Let me close with an open problem: We could consider a multiplicative (rather than additive) version of Schur’s theorem: For any $n$ there is an $s'(n)$ such that if $\{1,2,\dots,s'(n)\}$ is colored using $n$ colors, then there is a monochromatic set $\{x,y,z\}$ with $xy=z$. Indeed, this follows as a simple corollary of Schur’s result: Just note that $s'(n)\le 2^{s(n)}$, since we could just color the powers of two and apply the additive version. what if we combine the two? It is still open whether in any finite coloring of $\mathbb Z^+$ there are integers $x,y$ such that $x,y,x+y,xy$ all receive the same color. This was originally asked by Hindman.

## 580 -Partition calculus (4)

April 9, 2009

1. Colorings of pairs. I

There are several possible ways in which one can try to generalize Ramsey’s theorem to larger cardinalities. We will discuss some of these generalizations in upcoming lectures. For now, let’s highlight some obstacles.
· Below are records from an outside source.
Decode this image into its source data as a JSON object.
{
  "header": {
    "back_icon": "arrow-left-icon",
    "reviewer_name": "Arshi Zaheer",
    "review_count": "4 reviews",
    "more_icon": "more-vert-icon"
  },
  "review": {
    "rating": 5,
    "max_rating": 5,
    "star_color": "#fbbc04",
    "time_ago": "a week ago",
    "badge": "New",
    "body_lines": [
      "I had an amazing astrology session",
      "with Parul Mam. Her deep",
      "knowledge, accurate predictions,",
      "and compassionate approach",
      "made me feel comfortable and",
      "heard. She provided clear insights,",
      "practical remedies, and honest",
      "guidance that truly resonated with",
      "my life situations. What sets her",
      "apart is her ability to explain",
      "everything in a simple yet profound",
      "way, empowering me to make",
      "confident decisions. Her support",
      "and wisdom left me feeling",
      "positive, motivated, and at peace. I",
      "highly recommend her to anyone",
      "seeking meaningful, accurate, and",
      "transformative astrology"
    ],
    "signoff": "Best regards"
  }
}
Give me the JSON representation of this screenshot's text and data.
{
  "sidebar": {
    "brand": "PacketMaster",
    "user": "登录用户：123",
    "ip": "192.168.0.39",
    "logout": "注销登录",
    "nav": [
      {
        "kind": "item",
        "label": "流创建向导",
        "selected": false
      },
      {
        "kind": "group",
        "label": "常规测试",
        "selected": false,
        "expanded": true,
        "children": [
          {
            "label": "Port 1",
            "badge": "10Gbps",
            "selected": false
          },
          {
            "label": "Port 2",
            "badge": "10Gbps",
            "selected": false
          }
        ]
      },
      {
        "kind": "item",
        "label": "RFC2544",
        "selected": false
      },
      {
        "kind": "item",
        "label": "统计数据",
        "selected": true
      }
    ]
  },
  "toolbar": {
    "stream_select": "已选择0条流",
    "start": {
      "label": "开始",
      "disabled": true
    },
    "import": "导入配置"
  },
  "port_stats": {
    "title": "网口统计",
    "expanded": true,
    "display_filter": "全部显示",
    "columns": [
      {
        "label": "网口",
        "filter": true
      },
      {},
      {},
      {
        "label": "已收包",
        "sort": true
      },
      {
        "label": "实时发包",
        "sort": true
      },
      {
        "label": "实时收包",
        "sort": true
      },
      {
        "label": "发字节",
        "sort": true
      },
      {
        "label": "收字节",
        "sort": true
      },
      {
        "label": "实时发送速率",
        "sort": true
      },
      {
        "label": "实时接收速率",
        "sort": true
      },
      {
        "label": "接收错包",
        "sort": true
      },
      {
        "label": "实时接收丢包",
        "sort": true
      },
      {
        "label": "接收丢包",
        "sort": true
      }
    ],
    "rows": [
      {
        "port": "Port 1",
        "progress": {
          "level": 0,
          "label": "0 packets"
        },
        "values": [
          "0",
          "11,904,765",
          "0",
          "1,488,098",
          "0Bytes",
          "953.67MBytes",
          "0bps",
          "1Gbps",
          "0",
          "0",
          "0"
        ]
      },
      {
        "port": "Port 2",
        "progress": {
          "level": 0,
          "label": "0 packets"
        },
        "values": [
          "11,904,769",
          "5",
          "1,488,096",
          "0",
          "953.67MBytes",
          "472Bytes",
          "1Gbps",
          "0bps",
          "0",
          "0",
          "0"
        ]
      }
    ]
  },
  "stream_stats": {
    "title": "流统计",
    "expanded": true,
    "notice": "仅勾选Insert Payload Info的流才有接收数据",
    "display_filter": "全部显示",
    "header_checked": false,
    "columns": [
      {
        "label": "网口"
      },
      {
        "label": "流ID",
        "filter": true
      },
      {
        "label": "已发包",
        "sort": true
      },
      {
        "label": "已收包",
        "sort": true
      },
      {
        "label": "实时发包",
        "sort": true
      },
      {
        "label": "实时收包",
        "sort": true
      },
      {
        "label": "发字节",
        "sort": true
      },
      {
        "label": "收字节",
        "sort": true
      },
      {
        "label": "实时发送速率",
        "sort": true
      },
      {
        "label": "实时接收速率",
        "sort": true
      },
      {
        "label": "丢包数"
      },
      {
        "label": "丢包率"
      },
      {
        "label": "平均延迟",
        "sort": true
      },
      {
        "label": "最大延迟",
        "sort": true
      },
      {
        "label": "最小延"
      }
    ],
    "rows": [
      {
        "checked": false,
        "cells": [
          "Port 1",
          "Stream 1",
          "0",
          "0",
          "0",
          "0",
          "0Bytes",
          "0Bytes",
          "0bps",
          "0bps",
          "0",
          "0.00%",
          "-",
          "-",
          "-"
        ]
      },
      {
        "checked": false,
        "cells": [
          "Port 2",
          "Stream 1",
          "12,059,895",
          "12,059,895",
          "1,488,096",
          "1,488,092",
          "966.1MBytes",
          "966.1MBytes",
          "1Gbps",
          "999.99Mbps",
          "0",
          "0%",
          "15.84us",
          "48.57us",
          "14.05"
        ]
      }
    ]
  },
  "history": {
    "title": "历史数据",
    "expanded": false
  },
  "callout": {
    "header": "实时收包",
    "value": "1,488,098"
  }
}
Theorem 1 (${\mbox{\bf Erd\H os}}$-Kakutani) ${\omega_1\not\rightarrow(3)^2_\omega.}$ In fact, ${2^\kappa\not\rightarrow(3)^2_\kappa.}$

Proof: Let ${S={}^\kappa\{0,1\}.}$ Let ${F:[S]^2\rightarrow\kappa}$ be given by

$\displaystyle F(\{f,g\})=\mbox{least }\alpha<\kappa\mbox{ such that }f(\alpha)\ne g(\alpha).$

Then, if ${f,g,h}$ are distinct, it is impossible that ${F(\{f,g\})=F(\{f,h\})=F(\{g,h\}).}$ $\Box$

Theorem 2 (Sierpiński) ${\omega_1\not\rightarrow(\omega_1)^2.}$ In fact, ${2^\kappa\not\rightarrow(\kappa^+)^2.}$

Proof: With ${S}$ as above, let ${F:[S]^2\rightarrow2}$ be given as follows: Let ${<}$ be a well-ordering of ${S}$ in order type ${2^\kappa.}$ Let ${<_{lex}}$ be the lexicographic ordering on ${S.}$ Set

$\displaystyle F(\{f,g\})=1\mbox{ iff }<_{lex}\mbox{ and }<\mbox{ coincide on }\{f,g\}.$

Lemma 3 There is no ${<_{lex}}$-increasing or decreasing ${\kappa^+}$-sequence of elements of ${S.}$

Proof: Let ${W=\{f_\alpha\colon\alpha<\kappa^+\}}$ be a counterexample. Let ${\gamma\le\kappa}$ be least such that ${\{f_\alpha\upharpoonright\gamma\colon\alpha<\kappa^+\}}$ has size ${\kappa^+,}$ and let ${Z\in[W]^{\kappa^+}}$ be such that if ${f,g\in Z}$ then ${f\upharpoonright\gamma\ne g\upharpoonright\gamma.}$ To simplify notation, we will identify ${Z}$ and ${W.}$ For ${\alpha<\kappa^+}$ let ${\xi_\alpha<\gamma}$ be such that ${f_\alpha\upharpoonright\xi_\alpha=f_{\alpha+1} \upharpoonright\xi_\alpha}$ but ${f_\alpha(\xi_\alpha)=1-f_{\alpha+1}(\xi_\alpha).}$ By regularity of ${\kappa^+,}$ there is ${\xi<\gamma}$ such that ${\xi=\xi_\alpha}$ for ${\kappa^+}$ many ${\alpha.}$

But if ${\xi=\xi_\alpha=\xi_\beta}$ and ${f_\alpha\upharpoonright\xi=f_\beta\upharpoonright\xi,}$ then ${f_\beta<_{lex} f_{\alpha+1}}$ iff ${f_\alpha<_{lex} f_{\beta+1},}$ so ${f_\alpha=f_\beta.}$ It follows that ${\{f_\alpha\upharpoonright\xi\colon\alpha<\kappa^+\}}$ has size ${\kappa^+,}$ contradicting the minimality of ${\gamma.}$ $\Box$

The lemma implies the result: If ${H\subseteq S}$ has size ${\kappa^+}$ and is ${F}$-homogeneous, then ${H}$ contradicts Lemma 3. $\Box$

Now I want to present some significant strengthenings of the results above. The results from last lecture exploit the fact that a great deal of coding can be carried out with infinitely many coordinates. Perhaps surprisingly, strong anti-Ramsey results are possible, even if we restrict ourselves to colorings of pairs.